Entre o primeiro e o terceiro boletins divulgados no ano, o aumento foi de 304,3%, já que foram registrados 138 novos casos da doença, e três óbitos (todos datados de anos anteriores) no início do ano, e 558 novos casos e cinco óbitos - três deles em 2024 - no terceiro boletim divulgado.

Agora, no quarto boletim, referente à terceira semana epidemiológica, foram registrados 629 novos casos e seis óbitos em decorrência da doença.

Dos seis óbitos, quatro foram de idosos acima dos 60 anos, com comorbidades; e dois de mulheres adultas de 46 e 56 anos, também com comorbidades relatadas.

Os óbitos foram nos municípios de Campo Grande, Angélica, Coxim, Vicentina, Dois Irmãos do Buriti e Rio Verde de Mato Grosso.

Casos

De acordo com o boletim epidemiológico, 47 municípios do Estado registraram novas contaminações pelo vírus nos últimos 7 dias.

Naviraí foi responsável pela maior parte das ocorrências, com 423 notificações.

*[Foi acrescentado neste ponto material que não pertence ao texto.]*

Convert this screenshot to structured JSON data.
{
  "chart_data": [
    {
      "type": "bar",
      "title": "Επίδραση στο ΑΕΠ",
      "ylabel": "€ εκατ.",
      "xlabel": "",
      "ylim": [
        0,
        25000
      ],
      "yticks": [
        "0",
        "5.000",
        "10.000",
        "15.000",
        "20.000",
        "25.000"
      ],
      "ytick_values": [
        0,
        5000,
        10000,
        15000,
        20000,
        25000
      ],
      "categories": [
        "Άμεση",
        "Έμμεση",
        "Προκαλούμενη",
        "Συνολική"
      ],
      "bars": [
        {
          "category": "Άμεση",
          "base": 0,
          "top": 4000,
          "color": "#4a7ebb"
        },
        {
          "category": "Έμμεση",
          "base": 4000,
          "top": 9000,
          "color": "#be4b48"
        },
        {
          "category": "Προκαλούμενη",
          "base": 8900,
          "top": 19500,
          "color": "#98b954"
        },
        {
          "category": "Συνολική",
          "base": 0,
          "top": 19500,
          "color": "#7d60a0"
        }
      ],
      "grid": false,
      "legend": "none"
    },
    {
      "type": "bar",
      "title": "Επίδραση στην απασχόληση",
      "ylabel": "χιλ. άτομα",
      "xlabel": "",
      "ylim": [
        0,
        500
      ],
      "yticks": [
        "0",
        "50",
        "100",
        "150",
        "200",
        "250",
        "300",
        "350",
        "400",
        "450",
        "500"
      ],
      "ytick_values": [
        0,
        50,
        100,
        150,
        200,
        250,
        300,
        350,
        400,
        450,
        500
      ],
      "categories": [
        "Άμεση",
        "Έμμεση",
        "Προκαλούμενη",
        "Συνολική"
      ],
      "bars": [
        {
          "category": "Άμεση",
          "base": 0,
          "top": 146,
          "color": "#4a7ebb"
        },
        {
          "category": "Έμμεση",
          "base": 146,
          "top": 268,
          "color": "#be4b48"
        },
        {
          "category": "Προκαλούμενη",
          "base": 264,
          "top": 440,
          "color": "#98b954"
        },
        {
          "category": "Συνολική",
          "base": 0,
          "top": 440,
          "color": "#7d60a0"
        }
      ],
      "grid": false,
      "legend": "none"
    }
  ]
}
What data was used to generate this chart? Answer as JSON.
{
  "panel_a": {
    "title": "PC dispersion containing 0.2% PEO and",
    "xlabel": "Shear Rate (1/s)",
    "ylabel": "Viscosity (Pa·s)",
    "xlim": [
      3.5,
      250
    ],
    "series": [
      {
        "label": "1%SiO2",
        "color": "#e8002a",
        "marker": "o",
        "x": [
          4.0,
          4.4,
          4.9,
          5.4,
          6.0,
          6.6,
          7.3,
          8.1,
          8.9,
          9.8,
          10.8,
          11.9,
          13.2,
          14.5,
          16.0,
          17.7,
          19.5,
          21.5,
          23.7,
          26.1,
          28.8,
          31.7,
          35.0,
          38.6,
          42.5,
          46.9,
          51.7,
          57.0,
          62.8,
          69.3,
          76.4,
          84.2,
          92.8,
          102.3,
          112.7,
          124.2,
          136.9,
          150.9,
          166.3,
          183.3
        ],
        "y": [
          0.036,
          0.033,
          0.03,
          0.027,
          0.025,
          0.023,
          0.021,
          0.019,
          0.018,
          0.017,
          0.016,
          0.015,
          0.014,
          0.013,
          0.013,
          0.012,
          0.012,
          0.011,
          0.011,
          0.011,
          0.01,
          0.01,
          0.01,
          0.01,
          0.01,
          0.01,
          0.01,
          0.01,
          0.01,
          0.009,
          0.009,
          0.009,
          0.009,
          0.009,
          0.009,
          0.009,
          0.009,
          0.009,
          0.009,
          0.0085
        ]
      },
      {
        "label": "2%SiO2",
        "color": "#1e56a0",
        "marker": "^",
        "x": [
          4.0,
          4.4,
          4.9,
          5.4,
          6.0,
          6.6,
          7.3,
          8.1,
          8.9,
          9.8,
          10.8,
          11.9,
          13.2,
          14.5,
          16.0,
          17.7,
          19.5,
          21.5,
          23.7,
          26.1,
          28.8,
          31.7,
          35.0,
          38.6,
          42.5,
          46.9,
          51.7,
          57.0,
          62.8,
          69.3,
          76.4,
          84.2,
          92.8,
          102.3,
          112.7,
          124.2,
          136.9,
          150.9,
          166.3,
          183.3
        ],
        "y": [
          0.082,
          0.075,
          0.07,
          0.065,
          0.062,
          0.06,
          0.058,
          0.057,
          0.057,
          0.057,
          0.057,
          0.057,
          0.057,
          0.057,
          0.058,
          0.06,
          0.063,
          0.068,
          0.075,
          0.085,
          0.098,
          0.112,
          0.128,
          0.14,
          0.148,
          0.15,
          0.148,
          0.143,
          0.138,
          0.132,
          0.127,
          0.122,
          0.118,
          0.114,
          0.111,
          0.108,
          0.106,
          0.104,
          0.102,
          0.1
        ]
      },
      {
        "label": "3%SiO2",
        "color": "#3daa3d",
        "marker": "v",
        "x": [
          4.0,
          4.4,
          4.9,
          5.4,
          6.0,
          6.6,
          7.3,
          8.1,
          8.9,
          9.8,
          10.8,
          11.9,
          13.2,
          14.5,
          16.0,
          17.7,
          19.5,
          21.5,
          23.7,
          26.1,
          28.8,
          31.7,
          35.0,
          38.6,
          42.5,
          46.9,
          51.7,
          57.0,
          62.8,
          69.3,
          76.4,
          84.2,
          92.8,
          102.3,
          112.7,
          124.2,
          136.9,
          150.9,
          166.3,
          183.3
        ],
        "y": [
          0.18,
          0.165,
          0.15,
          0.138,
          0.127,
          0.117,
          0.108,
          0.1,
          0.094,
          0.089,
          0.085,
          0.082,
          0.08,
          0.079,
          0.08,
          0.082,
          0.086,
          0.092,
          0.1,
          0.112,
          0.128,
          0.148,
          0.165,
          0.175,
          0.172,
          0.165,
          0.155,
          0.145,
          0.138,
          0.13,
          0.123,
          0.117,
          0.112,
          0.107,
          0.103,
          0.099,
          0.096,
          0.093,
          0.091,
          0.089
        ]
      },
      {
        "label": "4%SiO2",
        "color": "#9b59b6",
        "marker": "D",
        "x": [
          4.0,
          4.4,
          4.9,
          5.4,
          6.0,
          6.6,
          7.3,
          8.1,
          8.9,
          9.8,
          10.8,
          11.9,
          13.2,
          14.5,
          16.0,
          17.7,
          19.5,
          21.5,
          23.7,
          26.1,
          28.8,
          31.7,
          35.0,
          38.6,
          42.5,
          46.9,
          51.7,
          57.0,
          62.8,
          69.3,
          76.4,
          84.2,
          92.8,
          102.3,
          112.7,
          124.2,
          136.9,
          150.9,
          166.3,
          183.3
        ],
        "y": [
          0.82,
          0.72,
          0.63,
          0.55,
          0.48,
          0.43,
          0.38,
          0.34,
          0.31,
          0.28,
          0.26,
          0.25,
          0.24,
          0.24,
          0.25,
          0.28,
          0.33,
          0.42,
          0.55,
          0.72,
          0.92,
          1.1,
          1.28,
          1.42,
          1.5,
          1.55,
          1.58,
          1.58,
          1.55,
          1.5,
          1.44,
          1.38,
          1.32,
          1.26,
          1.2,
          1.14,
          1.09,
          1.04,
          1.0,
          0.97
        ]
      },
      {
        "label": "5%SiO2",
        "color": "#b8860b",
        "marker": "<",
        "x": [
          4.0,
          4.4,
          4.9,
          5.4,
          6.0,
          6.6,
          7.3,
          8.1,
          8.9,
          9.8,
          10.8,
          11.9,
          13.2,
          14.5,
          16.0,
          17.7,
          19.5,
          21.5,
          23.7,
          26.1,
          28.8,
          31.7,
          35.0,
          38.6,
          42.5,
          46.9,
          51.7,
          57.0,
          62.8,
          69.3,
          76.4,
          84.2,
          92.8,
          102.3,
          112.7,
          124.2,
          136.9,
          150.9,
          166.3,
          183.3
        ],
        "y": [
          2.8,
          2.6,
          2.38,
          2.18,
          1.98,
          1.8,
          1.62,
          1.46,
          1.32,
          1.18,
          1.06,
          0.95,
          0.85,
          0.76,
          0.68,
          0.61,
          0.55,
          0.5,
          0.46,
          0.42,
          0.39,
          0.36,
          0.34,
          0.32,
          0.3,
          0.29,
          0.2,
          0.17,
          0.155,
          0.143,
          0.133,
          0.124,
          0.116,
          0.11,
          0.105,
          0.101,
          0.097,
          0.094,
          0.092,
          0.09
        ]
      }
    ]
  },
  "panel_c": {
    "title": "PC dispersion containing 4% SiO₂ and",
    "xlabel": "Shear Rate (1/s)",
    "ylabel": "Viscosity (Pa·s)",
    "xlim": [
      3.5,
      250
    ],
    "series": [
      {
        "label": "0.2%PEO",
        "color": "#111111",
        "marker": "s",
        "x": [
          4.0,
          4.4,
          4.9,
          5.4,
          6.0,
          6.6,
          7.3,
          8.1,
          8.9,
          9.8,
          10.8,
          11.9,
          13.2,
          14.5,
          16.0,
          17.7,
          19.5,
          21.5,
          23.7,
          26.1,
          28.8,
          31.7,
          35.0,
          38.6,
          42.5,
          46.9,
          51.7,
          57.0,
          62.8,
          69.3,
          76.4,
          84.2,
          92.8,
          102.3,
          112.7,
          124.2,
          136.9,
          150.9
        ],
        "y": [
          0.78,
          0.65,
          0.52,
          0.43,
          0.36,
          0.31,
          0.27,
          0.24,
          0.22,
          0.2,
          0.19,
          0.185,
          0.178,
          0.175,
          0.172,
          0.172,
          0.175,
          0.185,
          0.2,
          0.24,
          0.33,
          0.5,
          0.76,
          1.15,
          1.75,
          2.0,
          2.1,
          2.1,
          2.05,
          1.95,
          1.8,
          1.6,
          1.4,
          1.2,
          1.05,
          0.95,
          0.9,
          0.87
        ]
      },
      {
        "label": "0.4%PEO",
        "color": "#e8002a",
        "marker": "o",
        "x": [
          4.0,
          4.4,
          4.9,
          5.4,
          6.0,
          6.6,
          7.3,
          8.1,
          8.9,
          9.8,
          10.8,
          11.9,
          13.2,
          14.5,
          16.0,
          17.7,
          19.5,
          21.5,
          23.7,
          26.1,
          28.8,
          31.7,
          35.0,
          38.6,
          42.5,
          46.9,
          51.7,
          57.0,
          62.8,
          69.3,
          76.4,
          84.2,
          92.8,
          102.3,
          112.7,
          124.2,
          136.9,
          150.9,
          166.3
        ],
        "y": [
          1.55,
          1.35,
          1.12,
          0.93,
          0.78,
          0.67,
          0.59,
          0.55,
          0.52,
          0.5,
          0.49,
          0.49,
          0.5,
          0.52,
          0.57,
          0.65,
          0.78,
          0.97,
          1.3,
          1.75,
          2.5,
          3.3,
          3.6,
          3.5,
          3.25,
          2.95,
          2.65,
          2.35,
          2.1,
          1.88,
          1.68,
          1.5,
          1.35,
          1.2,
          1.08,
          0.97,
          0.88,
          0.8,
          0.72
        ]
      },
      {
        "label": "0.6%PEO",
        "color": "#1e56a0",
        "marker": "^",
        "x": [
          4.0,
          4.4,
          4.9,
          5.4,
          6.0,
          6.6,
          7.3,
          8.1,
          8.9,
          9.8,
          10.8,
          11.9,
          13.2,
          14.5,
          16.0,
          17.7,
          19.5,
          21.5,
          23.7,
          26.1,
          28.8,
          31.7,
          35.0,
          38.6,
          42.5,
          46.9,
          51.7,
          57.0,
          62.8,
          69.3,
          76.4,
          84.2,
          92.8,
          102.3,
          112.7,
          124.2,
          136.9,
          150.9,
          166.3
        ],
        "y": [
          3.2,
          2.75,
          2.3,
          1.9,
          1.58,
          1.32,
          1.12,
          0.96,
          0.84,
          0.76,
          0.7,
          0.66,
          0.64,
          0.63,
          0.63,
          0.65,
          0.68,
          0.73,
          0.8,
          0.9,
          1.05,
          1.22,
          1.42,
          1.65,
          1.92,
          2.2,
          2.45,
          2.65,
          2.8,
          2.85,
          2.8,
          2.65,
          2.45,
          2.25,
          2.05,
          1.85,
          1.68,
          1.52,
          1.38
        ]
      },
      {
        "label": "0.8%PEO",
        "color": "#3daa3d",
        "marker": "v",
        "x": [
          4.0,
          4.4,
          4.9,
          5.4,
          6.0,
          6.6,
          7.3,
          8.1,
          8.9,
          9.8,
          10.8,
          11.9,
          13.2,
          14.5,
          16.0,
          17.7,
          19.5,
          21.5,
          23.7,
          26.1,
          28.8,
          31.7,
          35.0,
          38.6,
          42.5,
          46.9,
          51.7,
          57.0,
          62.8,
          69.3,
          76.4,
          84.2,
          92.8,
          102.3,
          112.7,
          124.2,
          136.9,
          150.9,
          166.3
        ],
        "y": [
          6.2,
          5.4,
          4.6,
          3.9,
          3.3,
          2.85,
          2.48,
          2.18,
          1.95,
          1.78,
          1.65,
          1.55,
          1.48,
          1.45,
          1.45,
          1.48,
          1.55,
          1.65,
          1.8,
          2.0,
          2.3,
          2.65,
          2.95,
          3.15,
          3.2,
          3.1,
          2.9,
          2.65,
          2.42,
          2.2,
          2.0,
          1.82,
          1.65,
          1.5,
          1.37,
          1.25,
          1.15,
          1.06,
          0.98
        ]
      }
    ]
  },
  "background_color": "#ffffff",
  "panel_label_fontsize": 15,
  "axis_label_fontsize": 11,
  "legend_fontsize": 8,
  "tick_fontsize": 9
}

Na sequência, aparecem com maior número de novos casos Campo Grande (102), Antônio João (18) e Rio Verde de Mato Grosso (17).

Nova variante

Em entrevista exclusiva ao Correio do Estado, a secretária adjunta da Secretaria Municipal de Saúde de Campo Grande (Sesau), Rosana Leite, revelou que uma nova variante da doença, a JN1, deve chegar nos próximos dias em Mato Grosso do Sul.

"Pelo histórico e experiência que tivemos com a Covid-19, nós temos essa previsão de que a nova variante logo chegue aqui", afirmou.

Segundo a especialista, a JN1 tem como característica alta transmissibilidade, mas costuma apresentar sintomas leves. Ela garante que a pasta têm condições de oferecer o suporte necessário para o enfrentamento ao vírus.

"A Sesau disponibiliza tanto testes como a vacinação, orientando as pessoas, principalmente os grupos de de risco, crianças idosos a tomarem o seu reforço, caso já tenham tomado há mais de 6 meses", pontuou Rosana.